Visit to Curacao

This follows on from the Planning an Unusual Holiday post. Cba reading? We booked a holiday to a Caribbean island having found ourselves with some extra money because Scottish Power isn’t very good at being an energy company.

We arrived in Curacao in the early evening on Monday 24th August. Since you can’t get the local currency, Netherland Antillian Guilders, in the UK, we’d brought US Dollars to swap when we arrived. We did so at Hato airport and then hopped in a Taxi to get to our hotel in Willemstad.

The Plaza Hotel, Willemstadt, Curacao

The hotel we stayed in, The Plaza, is part of an old fort from when the Dutch had to protect the island from the Spanish. The lobby and the views were beautiful. The pool was small but not tiny and pretty much no one used it. The rooms were basic and in serious need of an update but… if you’re spending a lot of time in your room when you’re on a Caribbean holiday, you might not be doing it right.

We settled in. It got dark very suddenly at about 7 pm – a feature of being close to the equator that, given we live in Glasgow, was a bit surprising. Rather than exploring the town at night for the first time, and in desperate need of sleep, we opted to eat dinner in the hotel and spend the next morning wandering around and finding our bearings.

Looking out over the port in Willemstadt

Dinner was fine but pricey. We ate breakfast in the restaurant the next day and found it to also be fine but pricey. We avoided eating in the hotel after that. We explored the town that morning but quickly succumbed to the heat. Curacao in August hovers around 35 C during the day and around 28 C at night. Glasgow in August is more like 12 C during the day and 7 C at night. Also, Curacao has the trade winds, a constant warm breeze that blows in off the sea and which doesn’t start to feel refreshing until you’re already used to the ambient temperature. It was just what we’d wanted, but we certainly weren’t ready for it.

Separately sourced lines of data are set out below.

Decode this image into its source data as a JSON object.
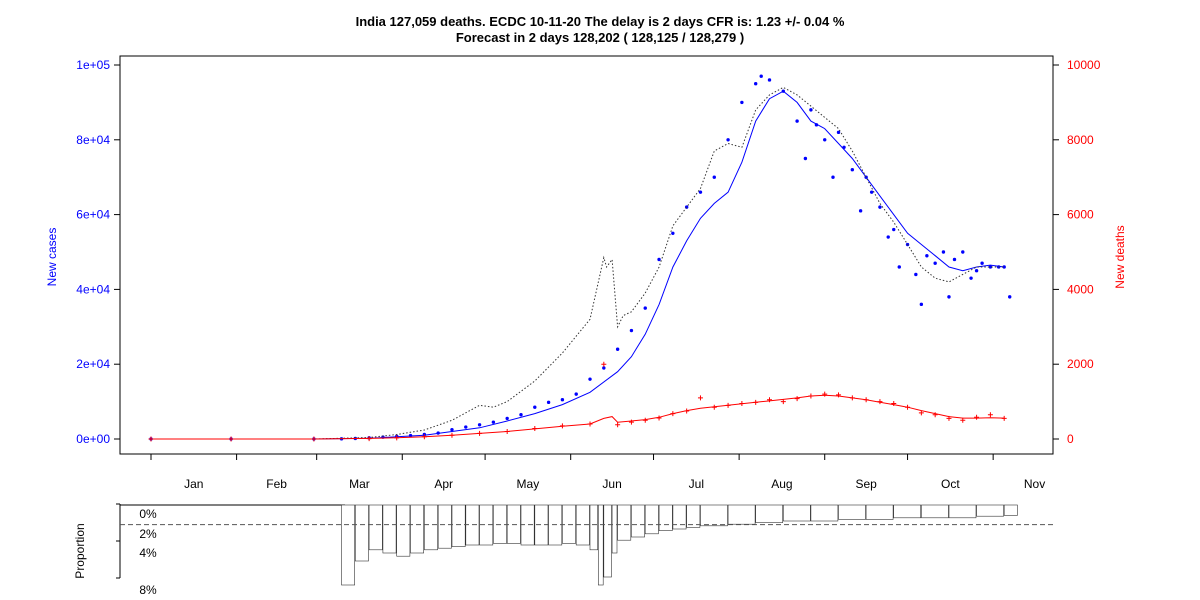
{
  "title_line1": "India 127,059 deaths. ECDC 10-11-20 The delay is 2 days CFR is: 1.23 +/- 0.04 %",
  "title_line2": "Forecast in 2 days 128,202 ( 128,125 / 128,279 )",
  "colors": {
    "cases": "#0000ff",
    "deaths": "#ff0000",
    "axis": "#000000",
    "dotted": "#333333"
  },
  "chart_data": [
    {
      "type": "line",
      "title": "India 127,059 deaths. ECDC 10-11-20 The delay is 2 days CFR is: 1.23 +/- 0.04 %",
      "subtitle": "Forecast in 2 days 128,202 ( 128,125 / 128,279 )",
      "x_unit": "day of 2020 (1 = Jan 1)",
      "month_labels": [
        "Jan",
        "Feb",
        "Mar",
        "Apr",
        "May",
        "Jun",
        "Jul",
        "Aug",
        "Sep",
        "Oct",
        "Nov"
      ],
      "xlim": [
        1,
        315
      ],
      "grid": false,
      "y_left": {
        "label": "New cases",
        "ylim": [
          0,
          100000
        ],
        "ticks": [
          0,
          20000,
          40000,
          60000,
          80000,
          100000
        ],
        "tick_labels": [
          "0e+00",
          "2e+04",
          "4e+04",
          "6e+04",
          "8e+04",
          "1e+05"
        ],
        "color": "#0000ff"
      },
      "y_right": {
        "label": "New deaths",
        "ylim": [
          0,
          10000
        ],
        "ticks": [
          0,
          2000,
          4000,
          6000,
          8000,
          10000
        ],
        "tick_labels": [
          "0",
          "2000",
          "4000",
          "6000",
          "8000",
          "10000"
        ],
        "color": "#ff0000"
      },
      "series": [
        {
          "key": "cases_daily",
          "axis": "left",
          "style": "points",
          "color": "#0000ff",
          "x": [
            1,
            30,
            60,
            70,
            75,
            80,
            85,
            90,
            95,
            100,
            105,
            110,
            115,
            120,
            125,
            130,
            135,
            140,
            145,
            150,
            155,
            160,
            165,
            170,
            175,
            180,
            185,
            190,
            195,
            200,
            205,
            210,
            215,
            220,
            222,
            225,
            230,
            235,
            238,
            240,
            242,
            245,
            248,
            250,
            252,
            255,
            258,
            260,
            262,
            265,
            268,
            270,
            272,
            275,
            278,
            280,
            282,
            285,
            288,
            290,
            292,
            295,
            298,
            300,
            302,
            305,
            308,
            310,
            312
          ],
          "y": [
            0,
            0,
            0,
            50,
            150,
            300,
            500,
            700,
            900,
            1200,
            1600,
            2500,
            3200,
            3800,
            4500,
            5500,
            6500,
            8500,
            9800,
            10500,
            12000,
            16000,
            19000,
            24000,
            29000,
            35000,
            48000,
            55000,
            62000,
            66000,
            70000,
            80000,
            90000,
            95000,
            97000,
            96000,
            93000,
            85000,
            75000,
            88000,
            84000,
            80000,
            70000,
            82000,
            78000,
            72000,
            61000,
            70000,
            66000,
            62000,
            54000,
            56000,
            46000,
            52000,
            44000,
            36000,
            49000,
            47000,
            50000,
            38000,
            48000,
            50000,
            43000,
            45000,
            47000,
            46000,
            46000,
            46000,
            38000
          ]
        },
        {
          "key": "cases_smoothed",
          "axis": "left",
          "style": "line",
          "color": "#0000ff",
          "x": [
            1,
            60,
            80,
            90,
            100,
            110,
            120,
            130,
            140,
            150,
            160,
            170,
            175,
            180,
            185,
            190,
            195,
            200,
            205,
            210,
            215,
            220,
            225,
            230,
            235,
            240,
            245,
            250,
            255,
            260,
            265,
            270,
            275,
            280,
            285,
            290,
            295,
            300,
            305,
            310
          ],
          "y": [
            0,
            0,
            200,
            600,
            1000,
            2000,
            3000,
            4800,
            6800,
            9200,
            12500,
            18000,
            22000,
            28000,
            36000,
            46000,
            53000,
            59000,
            63000,
            66000,
            74000,
            85000,
            91000,
            93000,
            90000,
            85000,
            83000,
            79000,
            75000,
            70000,
            65000,
            60000,
            55000,
            52000,
            49000,
            46000,
            45000,
            46000,
            46500,
            46000
          ]
        },
        {
          "key": "cases_scaled_deaths_dotted",
          "axis": "left",
          "style": "dotted",
          "color": "#333333",
          "x": [
            1,
            60,
            80,
            90,
            100,
            110,
            120,
            125,
            130,
            140,
            150,
            160,
            165,
            166,
            168,
            170,
            172,
            175,
            180,
            185,
            190,
            195,
            200,
            205,
            210,
            215,
            220,
            225,
            230,
            235,
            240,
            245,
            250,
            255,
            260,
            265,
            270,
            275,
            280,
            285,
            290,
            295,
            300,
            305,
            310
          ],
          "y": [
            0,
            0,
            400,
            1200,
            2400,
            5000,
            9000,
            8500,
            10000,
            15500,
            23000,
            32000,
            48500,
            46000,
            48000,
            30000,
            33000,
            34000,
            39000,
            46000,
            57000,
            62000,
            67000,
            77000,
            79000,
            78000,
            88000,
            92000,
            94000,
            92000,
            89000,
            86000,
            83000,
            77000,
            70000,
            63000,
            58000,
            52000,
            46000,
            43000,
            42000,
            44000,
            46000,
            46000,
            46000
          ]
        },
        {
          "key": "deaths_daily",
          "axis": "right",
          "style": "plus",
          "color": "#ff0000",
          "x": [
            1,
            30,
            60,
            80,
            90,
            100,
            110,
            120,
            130,
            140,
            150,
            160,
            165,
            170,
            175,
            180,
            185,
            190,
            195,
            200,
            205,
            210,
            215,
            220,
            225,
            230,
            235,
            240,
            245,
            250,
            255,
            260,
            265,
            270,
            275,
            280,
            285,
            290,
            295,
            300,
            305,
            310
          ],
          "y": [
            0,
            0,
            0,
            10,
            30,
            60,
            100,
            150,
            200,
            280,
            350,
            400,
            2000,
            380,
            450,
            500,
            560,
            680,
            750,
            1100,
            850,
            900,
            950,
            980,
            1050,
            1000,
            1080,
            1150,
            1200,
            1180,
            1100,
            1050,
            1000,
            950,
            850,
            700,
            650,
            550,
            500,
            580,
            650,
            550
          ]
        },
        {
          "key": "deaths_smoothed",
          "axis": "right",
          "style": "line",
          "color": "#ff0000",
          "x": [
            1,
            60,
            80,
            90,
            100,
            110,
            120,
            130,
            140,
            150,
            160,
            165,
            168,
            170,
            175,
            180,
            185,
            190,
            195,
            200,
            205,
            210,
            215,
            220,
            225,
            230,
            235,
            240,
            245,
            250,
            255,
            260,
            265,
            270,
            275,
            280,
            285,
            290,
            295,
            300,
            305,
            310
          ],
          "y": [
            0,
            0,
            15,
            35,
            60,
            100,
            150,
            200,
            270,
            340,
            400,
            550,
            600,
            450,
            480,
            520,
            580,
            680,
            760,
            820,
            860,
            900,
            940,
            980,
            1020,
            1060,
            1100,
            1150,
            1170,
            1150,
            1100,
            1050,
            980,
            920,
            850,
            760,
            680,
            600,
            560,
            560,
            570,
            560
          ]
        }
      ]
    },
    {
      "type": "bar",
      "ylabel": "Proportion",
      "tick_labels": [
        "0%",
        "2%",
        "4%",
        "8%"
      ],
      "reference_line": 0.0123,
      "reference_style": "dashed",
      "x_unit": "day of 2020 (1 = Jan 1)",
      "x": [
        1,
        65,
        70,
        75,
        80,
        85,
        90,
        95,
        100,
        105,
        110,
        115,
        120,
        125,
        130,
        135,
        140,
        145,
        150,
        155,
        160,
        163,
        165,
        168,
        170,
        175,
        180,
        185,
        190,
        195,
        200,
        210,
        220,
        230,
        240,
        250,
        260,
        270,
        280,
        290,
        300,
        310
      ],
      "values": [
        0,
        0,
        0.05,
        0.035,
        0.028,
        0.03,
        0.032,
        0.03,
        0.028,
        0.027,
        0.026,
        0.025,
        0.025,
        0.024,
        0.024,
        0.025,
        0.025,
        0.025,
        0.024,
        0.025,
        0.028,
        0.05,
        0.045,
        0.03,
        0.022,
        0.02,
        0.018,
        0.016,
        0.015,
        0.014,
        0.013,
        0.012,
        0.011,
        0.01,
        0.01,
        0.009,
        0.009,
        0.008,
        0.008,
        0.008,
        0.007,
        0.0065
      ]
    }
  ]
}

We spent the afternoon by the pool, hiding in the shade to avoid the inevitable sunburn (sunscreen helps but can’t entirely save us – we’re very pale, in Weegie terms we would be described as “pure paley wally”). Swimming to stay cool, reading, and occasionally bursting into giggles about how ridiculous it was that this was actually happening.

The pool at The Plaza Hotel

Our hotel was right on the corner of the port so we could watch the huge ships that sailed in and our every hour or so. As far as I can tell, Curacao makes its money from tourism, gambling and oil. There’s a massive oil refinery on the island and I think they ship oil in from Venezuela (which is really close by) to refine it. I enjoyed watching the ships and they weren’t noisy but were a bit disappointed to learn that the floating bridge that normally allows people to cross the port was currently being repaired in dry dock. Instead, if we wanted to cross from Punda (corner) to Otrobando (other side) we should use the free ferry.

We had been warned multiple times that the best way to get around the island was to hire a car. As neither of us drives we decided to try the buses. We were further warned that the buses were very unreliable, that they didn’t have proper schedules and that we might end up waiting for them for a very long time. That didn’t matter – we wanted to go to the beach and it was too far to walk. We risked the bus.

Jan Theil Bay, Curacao

The buses were absolutely fine. They were regular, and big, coach-like, buses ran as well as hundreds of little local ones. They were cheap. They were air conditioned. We never took a trip that took more than 20 minutes, so maybe they aren’t ideal if you want to cross the whole island, but for us they were ideal. I have no idea why tourists are warned not to use them.

With transport sorted out, we divided our days between the beach, the town and the pool. We swam in the sea. We drank ice cold lager in little bottles (big bottles warm up too quick) at happy hour. We tasted a few cocktails. We visited the Blue Curacao factory and the slavery museum (fascinating but not for the faint hearted), we generally lounged around soaking up the sun and the island atmosphere. It was perfect.

It made me think that visiting these places isn’t all that difficult. We put money aside every month that was originally intended to pay energy bills that never we ended up not having to pay. Over the year it added up to enough for a holiday but split across each month it really didn’t feel like that much. We plan now to continue putting money aside each month. We’ll probably fail in March when our PhD funding will come to an end but maybe not, maybe we’ll get new jobs pretty quickly. If so, we might be able to have a similar holiday next year. All it takes is a little planning.